В первую секунду мне показалось, что над девочкой навис огромный бурый медведь, но, повернувшись, он обнаружил свою человеческую природу: это был огромный детина с черными спутанными волосами и клочковатой, век не стриженной бородой, одетый в какое-то подобие солдатской шинели. «Заслышав русскую речь, — пророкотал он, — не мог не отрекомендоваться. Семен Федорович Небожаров, к вашим услугам».
Сквозь сердцебиение, вызванное неожиданной встречей, я лихорадочно соображала, откуда мне известно это имя, — и быстро вспомнила: это был тот самый нищий, который много лет назад отправил Рундальцова с письмом к его будущей жене, определив тем самым всю его судьбу. Если бы он не полюбил Елену Михайловну и не последовал бы за ней в Тотьму, он не встретил бы Мамарину, не зачал бы с ней девочку и, вполне возможно, не был бы расстрелян взбесившимися матросами. Покуда я размышляла, стоит ли рассказывать ему о том, какую роль он сыграл, он всмотрелся в Стейси (которая тем временем совершенно успокоилась и с интересом его разглядывала) и сообщил, что ее «благородные черты кажутся ему смутно знакомыми». Я подтвердила, что он, хотя никогда ее и не видел, был знаком с ее отцом, и назвала его. Как будто тень воспоминания пробежала по его лицу, но, вопреки моим ожиданиям, он ничего не сказал на этот счет, а только как-то рассеянно покивал.
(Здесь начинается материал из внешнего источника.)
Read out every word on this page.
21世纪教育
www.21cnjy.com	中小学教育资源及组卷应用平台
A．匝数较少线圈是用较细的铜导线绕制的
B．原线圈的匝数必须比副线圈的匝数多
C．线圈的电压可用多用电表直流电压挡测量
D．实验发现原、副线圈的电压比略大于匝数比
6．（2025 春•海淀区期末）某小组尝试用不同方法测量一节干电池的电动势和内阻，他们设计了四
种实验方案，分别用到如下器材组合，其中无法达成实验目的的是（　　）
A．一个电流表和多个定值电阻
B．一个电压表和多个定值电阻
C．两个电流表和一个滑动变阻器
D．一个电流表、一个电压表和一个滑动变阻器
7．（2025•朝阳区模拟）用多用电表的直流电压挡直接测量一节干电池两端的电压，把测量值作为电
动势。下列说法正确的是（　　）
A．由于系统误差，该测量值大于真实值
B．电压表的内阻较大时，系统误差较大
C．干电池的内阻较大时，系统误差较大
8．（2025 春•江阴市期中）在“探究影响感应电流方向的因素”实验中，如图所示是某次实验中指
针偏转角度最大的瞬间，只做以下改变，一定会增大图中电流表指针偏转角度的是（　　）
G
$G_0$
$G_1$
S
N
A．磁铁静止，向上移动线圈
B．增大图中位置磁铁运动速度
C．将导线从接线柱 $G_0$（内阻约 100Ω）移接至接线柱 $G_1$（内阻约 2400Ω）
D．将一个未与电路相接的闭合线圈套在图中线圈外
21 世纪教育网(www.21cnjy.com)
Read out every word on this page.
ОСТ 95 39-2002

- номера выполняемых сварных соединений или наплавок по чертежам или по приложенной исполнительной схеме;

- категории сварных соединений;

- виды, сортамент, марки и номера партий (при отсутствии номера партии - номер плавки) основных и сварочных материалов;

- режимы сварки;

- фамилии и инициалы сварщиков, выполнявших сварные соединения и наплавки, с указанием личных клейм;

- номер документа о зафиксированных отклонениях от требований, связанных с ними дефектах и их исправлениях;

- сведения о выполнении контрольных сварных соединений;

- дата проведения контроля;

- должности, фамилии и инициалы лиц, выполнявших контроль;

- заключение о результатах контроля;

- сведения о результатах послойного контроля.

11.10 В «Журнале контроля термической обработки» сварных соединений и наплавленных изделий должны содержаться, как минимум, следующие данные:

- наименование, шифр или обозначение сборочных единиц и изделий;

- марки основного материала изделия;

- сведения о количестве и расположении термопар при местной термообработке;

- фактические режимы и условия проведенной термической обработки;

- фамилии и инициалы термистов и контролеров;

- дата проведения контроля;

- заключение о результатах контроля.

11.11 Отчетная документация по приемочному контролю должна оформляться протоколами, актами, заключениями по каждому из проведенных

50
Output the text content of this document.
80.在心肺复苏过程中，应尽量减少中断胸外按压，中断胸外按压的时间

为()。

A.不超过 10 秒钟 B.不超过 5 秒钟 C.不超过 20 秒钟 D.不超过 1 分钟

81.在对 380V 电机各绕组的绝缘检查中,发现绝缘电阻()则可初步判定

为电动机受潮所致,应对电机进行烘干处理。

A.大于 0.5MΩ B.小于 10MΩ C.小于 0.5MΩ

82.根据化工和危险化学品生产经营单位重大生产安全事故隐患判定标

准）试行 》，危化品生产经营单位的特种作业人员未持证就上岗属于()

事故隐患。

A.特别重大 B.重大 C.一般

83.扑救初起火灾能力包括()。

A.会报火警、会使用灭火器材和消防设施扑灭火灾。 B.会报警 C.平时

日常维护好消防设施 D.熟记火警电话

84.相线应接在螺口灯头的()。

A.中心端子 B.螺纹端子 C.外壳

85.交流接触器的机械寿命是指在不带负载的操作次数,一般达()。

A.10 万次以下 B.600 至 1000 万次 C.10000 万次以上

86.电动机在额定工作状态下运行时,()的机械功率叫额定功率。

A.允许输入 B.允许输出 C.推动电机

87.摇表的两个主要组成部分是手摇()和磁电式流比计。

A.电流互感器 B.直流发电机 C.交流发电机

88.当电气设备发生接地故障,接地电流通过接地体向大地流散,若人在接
О себе он сообщил, что, оставив во время войны свои разъезды, он осел здесь, в Швейцарии, сделавшись смотрителем на этом самом кладбище — в конторе как раз требовался человек, владевший русским. Работа эта оказалась ему весьма по сердцу: не говоря уже, что у него накопилась многолетняя усталость от вечной дороги, он считал очень предусмотрительным накануне переселения по ту сторону роковой черты заручиться благосклонностью как можно большего числа тамошних обитателей. «Я ему тут могилку приберу, — говорил он, как-то по-особенному жмурясь, — а он за меня там походатайствует». Когда я намекнула ему, что для бывшего вольнодумного студента он настроен чересчур мистически, он расхохотался (продемонстрировав, между прочим, превосходные зубы) и сказал, что долгая жизнь хороша тем, что успеваешь забыть, каким недоумком был в юности.